I have a curious conundrum, I have a list of data, (for this case) it may look something like:
- Company XXXXXXX
- YYYYYY Incorporated
- Comp ZZ Inc.
- Com AAA BB
- StackOverflow
- Stack Overflow
- (etc...)
I would like to incorporate a minimized version onto the end of a series of Worksheets in Excel, say something like this(Remember the max size of a tab is 31 characters):
- Planning Setup Sheet XXXXXXX
- Planning Setup Sheet YYYYYY
- Planning Setup Sheet ZZ
- Planning Setup Sheet AAA BB
- Planning Setup Sheet StackOver
- Planning Setup Sheet Stack Ove
Now this is easy to do by hand, but very difficult to accomplish in an automated fashion, how does one recognize what is important in a string vs what can be removed?
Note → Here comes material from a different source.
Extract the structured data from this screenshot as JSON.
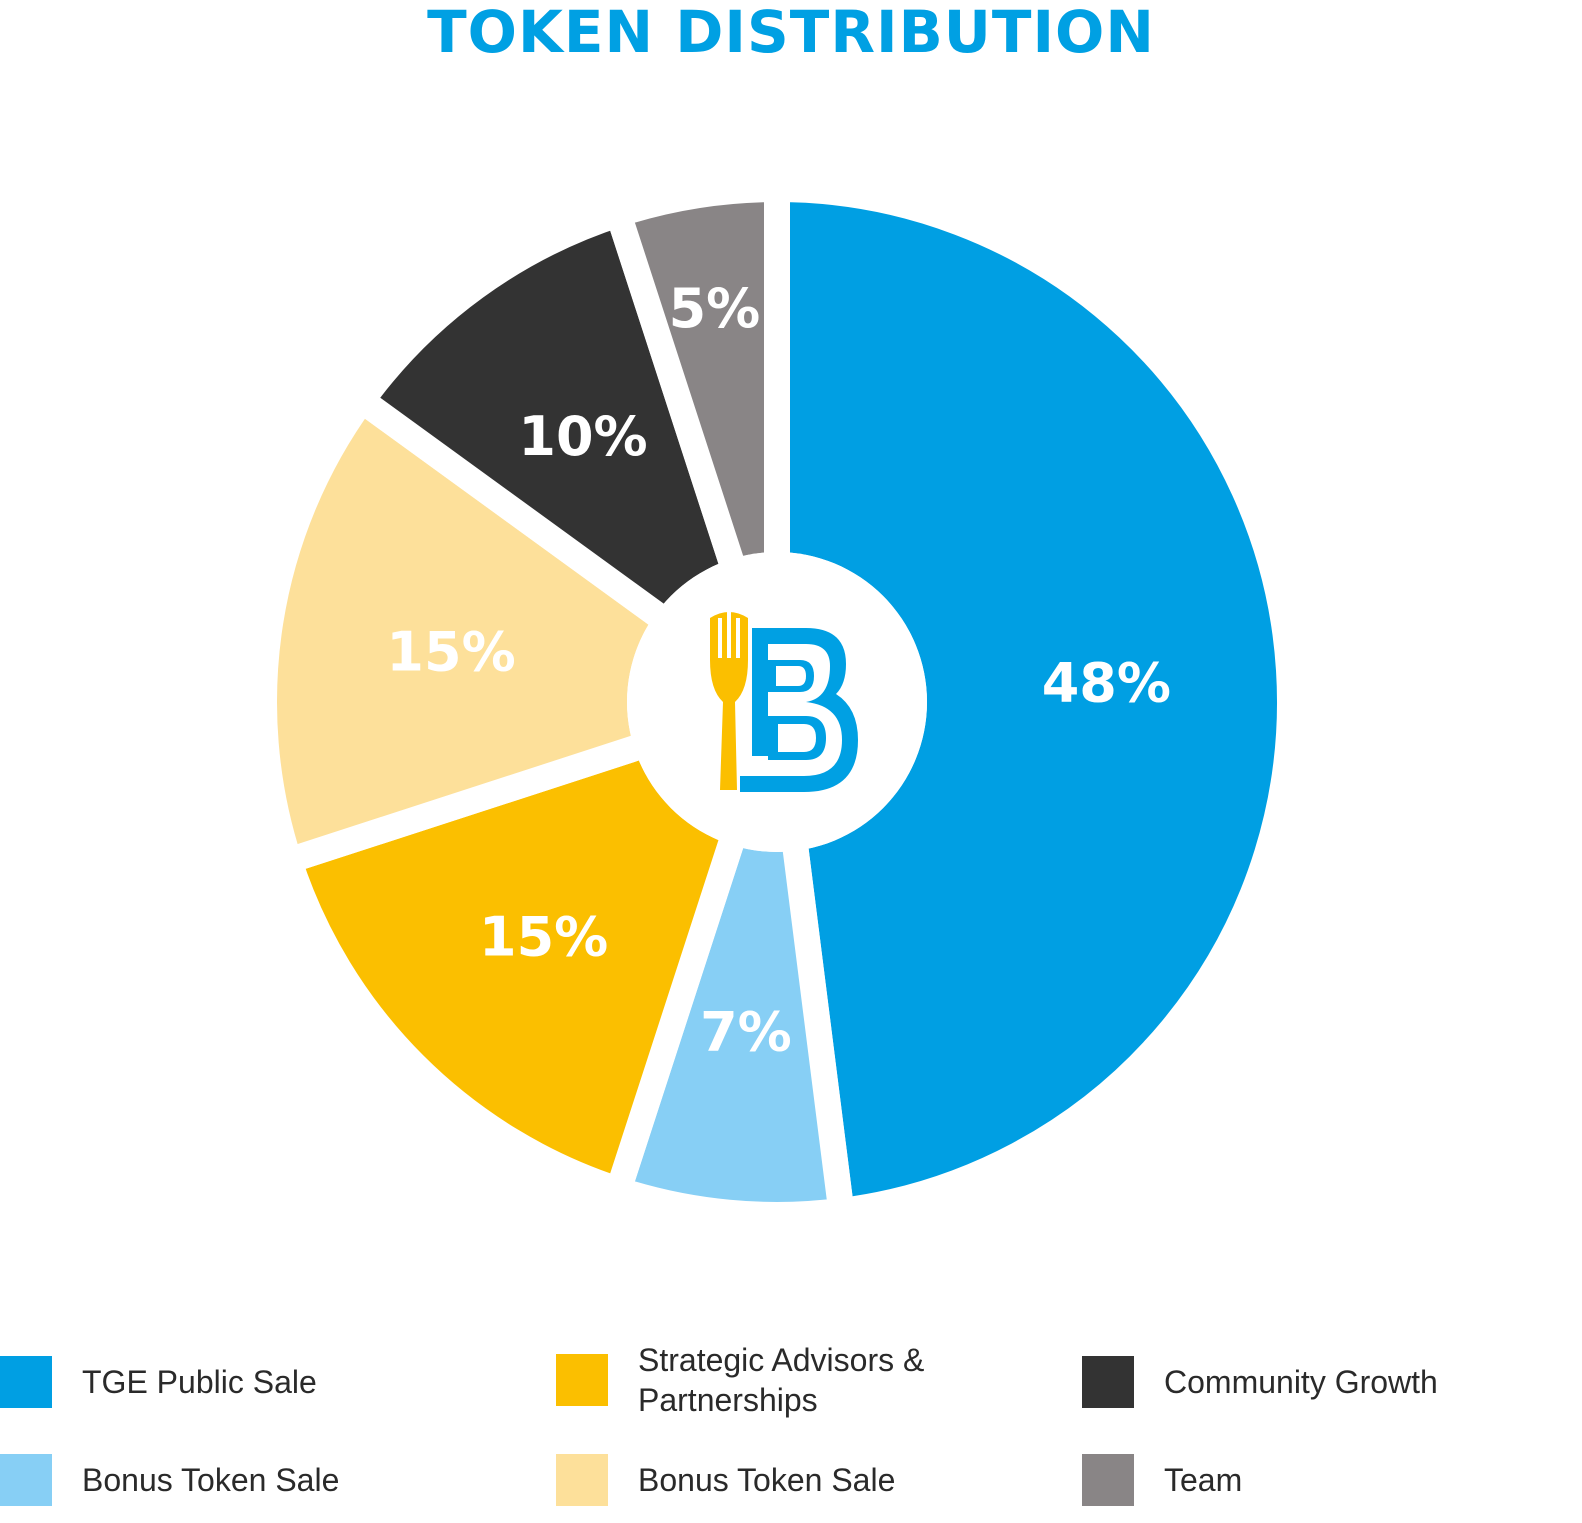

Clearly various characters and groupings of characters have varying levels of significance, how can one define that distribution and specific a cutoff?
This almost strikes me as something that would be a good candidate for a NLP type algorithm, or maybe generate a very large list and train a neural network to minimize strings, but I'd rather not overkill it, I would hope there'd be an easier way to go about this...
I feel as thought this is a classic problem, but I don't see any mention to it while googling around, typical solutions to similar problem usually revolve around just generating some random string. Maybe I'm searching with the wrong terms...
Does anyone have a easy way to minimize a string without losing is meaningfulness?